To the numbers . . .

Layoffs and discharges (violet, right scale in the graph below) rose 51,000 to 1.405 million, a 6 month high, versus their record low of 1.262 in December. Total separations (blue) rose 239,000 to 6.321 million (graph starts in June 2020 for reasons of scale):

[Note: FRED inexplicably hasn’t updated with today’s data yet. I’ll update this post once they do. In the meantime, below I’ve copied similar graphs from other sources/]

The game of musical chairs in the jobs market intensifies to all-time highs

On a historical level, layoffs still continue to be very low.

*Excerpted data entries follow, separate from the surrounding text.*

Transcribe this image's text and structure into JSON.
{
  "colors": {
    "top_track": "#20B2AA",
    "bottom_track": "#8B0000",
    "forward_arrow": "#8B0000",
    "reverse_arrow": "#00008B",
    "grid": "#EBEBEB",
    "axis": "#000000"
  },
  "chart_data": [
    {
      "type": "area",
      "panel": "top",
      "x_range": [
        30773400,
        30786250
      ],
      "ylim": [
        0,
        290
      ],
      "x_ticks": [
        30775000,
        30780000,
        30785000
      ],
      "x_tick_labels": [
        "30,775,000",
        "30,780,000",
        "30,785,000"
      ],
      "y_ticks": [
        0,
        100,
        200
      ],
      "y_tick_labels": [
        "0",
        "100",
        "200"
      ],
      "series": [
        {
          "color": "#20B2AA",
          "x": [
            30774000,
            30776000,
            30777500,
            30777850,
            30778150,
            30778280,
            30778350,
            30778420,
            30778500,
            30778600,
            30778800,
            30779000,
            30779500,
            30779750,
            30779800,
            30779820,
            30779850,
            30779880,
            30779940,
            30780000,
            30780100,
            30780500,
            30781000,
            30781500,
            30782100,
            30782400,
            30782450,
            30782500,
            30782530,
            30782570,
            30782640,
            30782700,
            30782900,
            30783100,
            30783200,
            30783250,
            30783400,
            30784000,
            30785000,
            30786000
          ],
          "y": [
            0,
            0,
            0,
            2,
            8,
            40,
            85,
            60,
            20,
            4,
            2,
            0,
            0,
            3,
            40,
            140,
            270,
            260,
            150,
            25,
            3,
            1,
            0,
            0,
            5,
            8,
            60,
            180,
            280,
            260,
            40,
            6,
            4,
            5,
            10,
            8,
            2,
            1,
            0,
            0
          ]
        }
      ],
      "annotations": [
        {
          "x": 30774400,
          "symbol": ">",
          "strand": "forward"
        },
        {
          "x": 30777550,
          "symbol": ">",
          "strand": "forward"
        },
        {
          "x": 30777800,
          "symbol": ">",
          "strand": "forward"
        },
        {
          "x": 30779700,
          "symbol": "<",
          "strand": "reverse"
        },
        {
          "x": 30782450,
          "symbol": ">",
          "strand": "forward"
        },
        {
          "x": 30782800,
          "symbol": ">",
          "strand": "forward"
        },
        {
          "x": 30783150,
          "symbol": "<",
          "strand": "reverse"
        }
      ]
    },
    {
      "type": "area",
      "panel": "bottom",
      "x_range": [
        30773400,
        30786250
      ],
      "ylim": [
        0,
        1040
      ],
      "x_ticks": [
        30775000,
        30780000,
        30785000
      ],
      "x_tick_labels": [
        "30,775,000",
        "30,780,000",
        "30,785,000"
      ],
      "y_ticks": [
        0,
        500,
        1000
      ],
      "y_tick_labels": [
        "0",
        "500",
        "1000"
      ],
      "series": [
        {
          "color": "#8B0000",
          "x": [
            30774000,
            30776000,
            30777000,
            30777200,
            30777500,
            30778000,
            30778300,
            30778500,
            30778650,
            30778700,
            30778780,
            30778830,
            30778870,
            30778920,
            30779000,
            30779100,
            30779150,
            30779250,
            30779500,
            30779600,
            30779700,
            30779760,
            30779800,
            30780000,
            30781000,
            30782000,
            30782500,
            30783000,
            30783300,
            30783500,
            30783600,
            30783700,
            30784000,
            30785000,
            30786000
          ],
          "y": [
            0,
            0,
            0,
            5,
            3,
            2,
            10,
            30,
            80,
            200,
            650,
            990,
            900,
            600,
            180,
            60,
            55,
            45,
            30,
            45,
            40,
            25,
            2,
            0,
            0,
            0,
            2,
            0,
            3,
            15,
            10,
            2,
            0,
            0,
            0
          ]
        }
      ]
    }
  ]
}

Meanwhile, job openings (blue in the graph below) rose 205,000 to 11.549 million, a new all-time high. Previously openings had appeared to be leveling off after gradually increasing to repeated record highs. Voluntary quits (the “great resignation,” gold, right scale) rose 52,000 to 4.536 million, also following a period of apparent leveling off. Actual hires (red) declined 95,000 from February’s revised all-time high of 6.832 million to 6.737 million:

The game of musical chairs in the jobs market intensifies to all-time highs

In summary, and to reiterate, the message of these numbers is that the competition by employers to attract employees has only intensified. Because of the continuing yawning gap, wages have continued and should continue to soar. As shown in the below graph of job openings divided by actual hires (blue, right scale), where 1.0 represents the level at which the number of openings and hires are equal, in the last 18 months this ratio has repeatedly made new all-time highs.

Thus I expect this Friday’s jobs report to show that wages continue to rise at a very strong pace, even though the slowing in consumer spending growth points toward weaker monthly gains in the number of jobs.